Pre-publication quality gate
A regional government is publishing environmental monitoring data for the first time. Before the datasets go live, the data steward exports the draft catalogue as Turtle and runs it through MQA. The report flags missing publisher information, absent licence declarations, and distributions without format specifications. She fixes each issue in the source system, re-exports, re-scores — zero violations. The datasets publish clean, avoiding the embarrassment of appearing on a remediation list later and the extra work of fixing metadata after it’s already been harvested.
Procurement evaluation
A national statistics office is evaluating vendors for a new open data platform. Three vendors submit proposals, each claiming DCAT-AP compliance. Rather than relying on promises, the evaluation team asks each vendor to provide a demo catalogue URL. They run MQA against all three. Vendor A scores 280 (Good). Vendor B scores 185 (Sufficient). Vendor C scores 95 (Bad) — their demo catalogue is missing mandatory properties across most datasets. The numbers cut through the sales decks. Vendor A wins the contract. The scoring methodology is documented in the procurement record.
Continuous monitoring
An open data team sets up a monthly MQA check as part of their operations. They score the catalogue on the first Monday of each month, archive the JSON report, and track the trend. When a major data provider starts submitting datasets with missing contact points, the next month’s report shows a score drop and identifies exactly which datasets changed. The team catches the regression, contacts the provider, and restores quality before it affects their public rating. Metadata quality becomes a managed metric, not a surprise at audit time.
Under the Bonnet
Scoring methodology
Aligned with the data.europa.eu MQA methodology. Five dimensions, 405 points maximum: Findability (100), Accessibility (100), Interoperability (110), Reusability (75), Contextuality (20). Rating thresholds: Excellent (351+), Good (221–350), Sufficient (121–220), Bad (0–120).
Input formats
Any DCAT catalogue: Turtle (.ttl), RDF/XML (.rdf), JSON-LD (.jsonld), N-Triples (.nt). Accepts URLs (fetched server-side), pasted content, or file uploads. CKAN catalogues work via their /catalog.ttl endpoint.
Scoring modes
Deterministic (325 points): Metadata-only analysis. Checks property presence, controlled vocabulary usage, format declarations. No network requests. Fast.

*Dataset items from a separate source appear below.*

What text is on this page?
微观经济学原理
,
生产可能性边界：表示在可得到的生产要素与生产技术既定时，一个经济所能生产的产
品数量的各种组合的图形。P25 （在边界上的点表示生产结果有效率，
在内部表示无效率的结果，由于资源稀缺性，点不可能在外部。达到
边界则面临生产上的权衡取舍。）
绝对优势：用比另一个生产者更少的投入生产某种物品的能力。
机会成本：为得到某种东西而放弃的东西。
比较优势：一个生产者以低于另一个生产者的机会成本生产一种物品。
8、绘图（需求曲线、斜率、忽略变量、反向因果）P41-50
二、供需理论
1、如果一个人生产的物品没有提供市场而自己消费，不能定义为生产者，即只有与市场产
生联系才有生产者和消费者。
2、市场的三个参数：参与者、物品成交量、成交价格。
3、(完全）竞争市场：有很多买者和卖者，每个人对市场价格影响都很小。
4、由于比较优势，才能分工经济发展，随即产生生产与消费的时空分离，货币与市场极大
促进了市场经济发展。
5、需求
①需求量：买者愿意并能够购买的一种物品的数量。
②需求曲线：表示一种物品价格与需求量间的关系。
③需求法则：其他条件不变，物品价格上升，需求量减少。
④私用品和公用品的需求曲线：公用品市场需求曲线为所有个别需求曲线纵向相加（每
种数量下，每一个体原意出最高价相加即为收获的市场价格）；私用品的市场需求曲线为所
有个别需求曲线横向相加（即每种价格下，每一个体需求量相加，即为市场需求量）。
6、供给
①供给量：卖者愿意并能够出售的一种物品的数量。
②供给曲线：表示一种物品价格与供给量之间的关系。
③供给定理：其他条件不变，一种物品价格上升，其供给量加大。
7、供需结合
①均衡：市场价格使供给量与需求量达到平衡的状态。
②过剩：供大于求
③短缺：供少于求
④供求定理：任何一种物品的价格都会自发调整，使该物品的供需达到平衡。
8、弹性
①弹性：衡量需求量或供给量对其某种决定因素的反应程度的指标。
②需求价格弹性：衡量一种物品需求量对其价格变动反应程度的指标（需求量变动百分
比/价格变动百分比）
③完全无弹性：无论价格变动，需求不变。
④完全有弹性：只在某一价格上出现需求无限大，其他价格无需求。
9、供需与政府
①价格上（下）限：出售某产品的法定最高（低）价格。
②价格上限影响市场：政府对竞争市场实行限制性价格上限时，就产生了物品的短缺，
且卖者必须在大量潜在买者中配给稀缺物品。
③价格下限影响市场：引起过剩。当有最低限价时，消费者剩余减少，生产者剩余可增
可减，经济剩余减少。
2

Reachability (80 points): HTTP verification of dcat:accessURL and dcat:downloadURL. 5 concurrent workers, 10-second timeout per URL. SSRF protection blocks private IP ranges.
SHACL validation
Detects DCAT-AP 3.0 and DCAT-AP-SE 3.0.1 profiles. Validates against bundled shapes via pyshacl. 30 interoperability points for full conformance.
API endpoints
POST /api/mqa/score/ — score catalogue content (JSON body: {content, format}).POST /api/mqa/reachability/ — check URL list (JSON body: {urls}).GET /api/mqa/comparison/ — EU country benchmark data.
Export formats
PDF (HTML-rendered), CSV (tabular), JSON (structured). All include full dimension breakdown, per-dataset scores, gaps, and recommendations.
Architecture
Django backend, stateless computation. No database required for scoring — catalogue parsed in memory. Self-hostable via Docker or WSGI. Open source, licence TBC.